Lika-liku Single Mother, Dihina Calon Mertua: “Menikah dengan Janda?”
- Post AuthorBy EmakPengenKurus
- Post DateSat Aug 11 2018
Tak ada seorang istri yang ingin bercerai dengan suaminya, apalagi jika sudah memiliki buah hati. Bukan karena masalah ekonomi–karena banyak single mother yang lebih jaya secara finansial dibanding perempuan yang bersuami, namun lebih kepada beban mental yang akan dipikul. Tahu sendiri bagaimana miringnya pandangan orang Indonesia terhadap para single mother, alias janda.

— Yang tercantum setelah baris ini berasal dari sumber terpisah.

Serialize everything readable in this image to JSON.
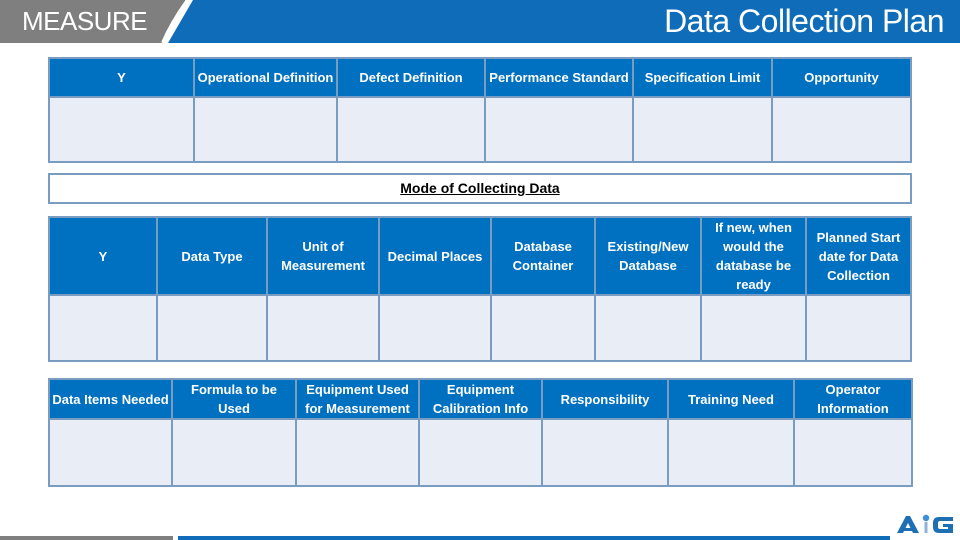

Kisah nyata dari Ciamis, Jawa Barat ini dituturkan oleh orang terdekat saya sendiri. Anak sulung dari tiga bersaudara, kelahiran tahun 1990 dan memiliki mimpi yang indah tentang pernikahan. Ia percaya, menikah di usia muda akan bertahan hingga tua karena saling mencintai. Kenyataannya tidak, pernikahannya kandas di usia yang masih seumur jagung. Cinta saja tak cukup untuk membayar tagihan listrik dan membeli lipstik. Pekerjaan tak punya, niat untuk menafkahi pun tak ada. Mereka pisah ranjang, si istri kembali ke rumah orangtua, pun si suami kembali ke pelukan ibu bapaknya. Saat itu, teman saya sedang mengandung buah cintanya dengan lelaki yang kemudian menggantungkan statusnya selama bertahun-tahun.
Menjalani hidup sebagai single mother mengajarkannya banyak hal yang dulu tak pernah terpikir sedikitpun. Tentang tanggung jawab pernikahan yang berat, kekuatan untuk bekerja serabutan demi susu dan popok, serta keberanian yang berlipat untuk hidup menjanda tanpa peduli nyinyiran tetangga.

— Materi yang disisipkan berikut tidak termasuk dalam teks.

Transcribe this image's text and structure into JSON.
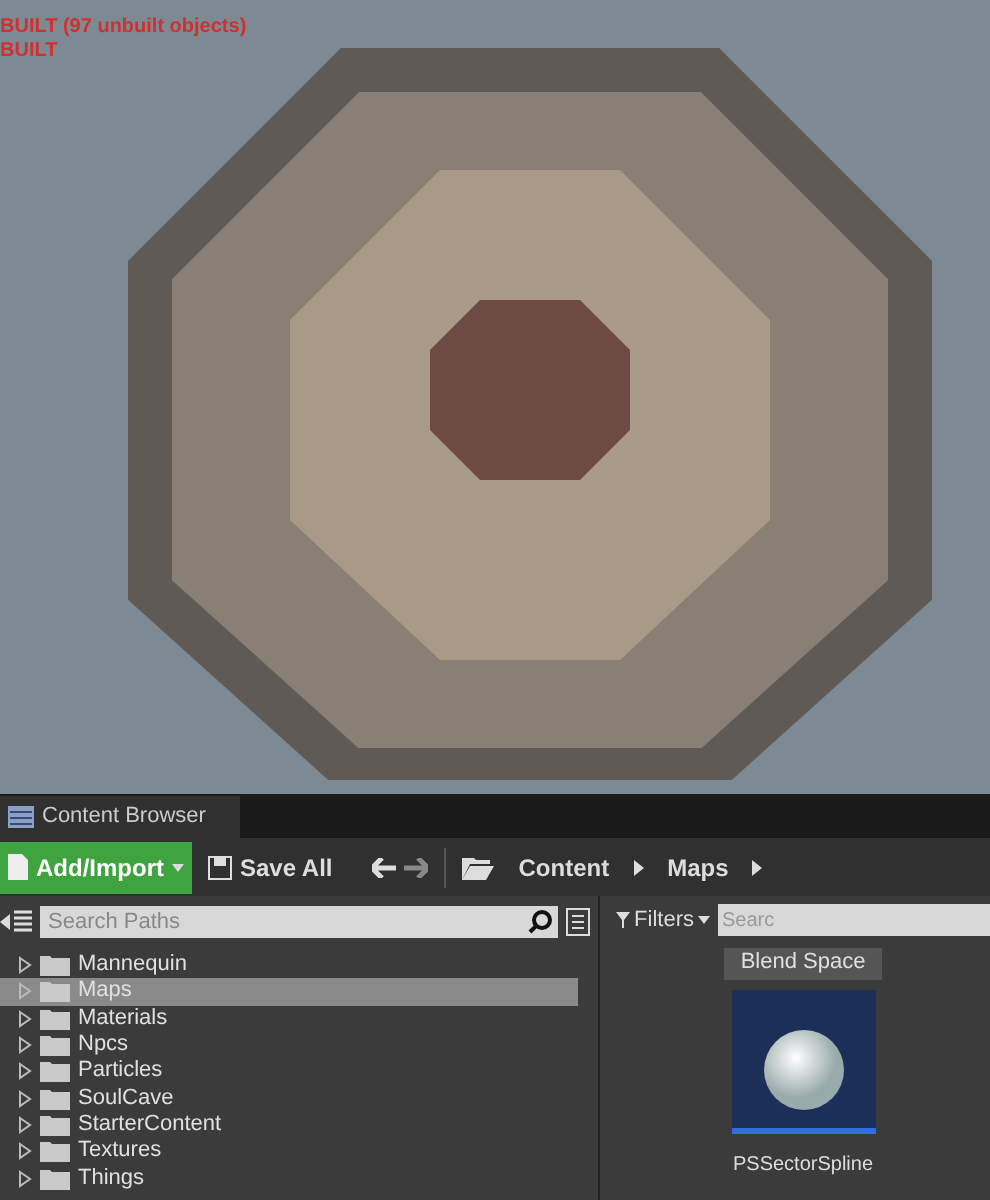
{
  "viewport": {
    "overlay_lines": [
      "BUILT (97 unbuilt objects)",
      "BUILT"
    ]
  },
  "tab": {
    "title": "Content Browser",
    "selected": true
  },
  "toolbar": {
    "add_button": "Add/Import",
    "save_button": "Save All",
    "path": [
      "Content",
      "Maps"
    ]
  },
  "sources": {
    "search": {
      "placeholder": "Search Paths"
    },
    "folders": [
      {
        "name": "Mannequin",
        "selected": false
      },
      {
        "name": "Maps",
        "selected": true
      },
      {
        "name": "Materials",
        "selected": false
      },
      {
        "name": "Npcs",
        "selected": false
      },
      {
        "name": "Particles",
        "selected": false
      },
      {
        "name": "SoulCave",
        "selected": false
      },
      {
        "name": "StarterContent",
        "selected": false
      },
      {
        "name": "Textures",
        "selected": false
      },
      {
        "name": "Things",
        "selected": false
      }
    ]
  },
  "assets": {
    "filters_button": "Filters",
    "search": {
      "placeholder": "Searc"
    },
    "filter_chip": "Blend Space",
    "items": [
      {
        "name": "PSSectorSpline"
      }
    ]
  }
}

Tapi mimpi tentang pernikahan tak padam, ia tetap membuka hati demi rumah tangga impiannya. Bertemulah dengan seorang lelaki kepala 4, PNS di Dinas Perhubungan Kota Batam. Duda beranak satu, begitu katanya. Membuai dengan janji manis pernikahan dan hidup yang lebih baik, namun nyatanya? Ia masih seorang suami, tinggal serumah pula. Syukur teman saya tak sampai dilabrak dan dikatai pelakor.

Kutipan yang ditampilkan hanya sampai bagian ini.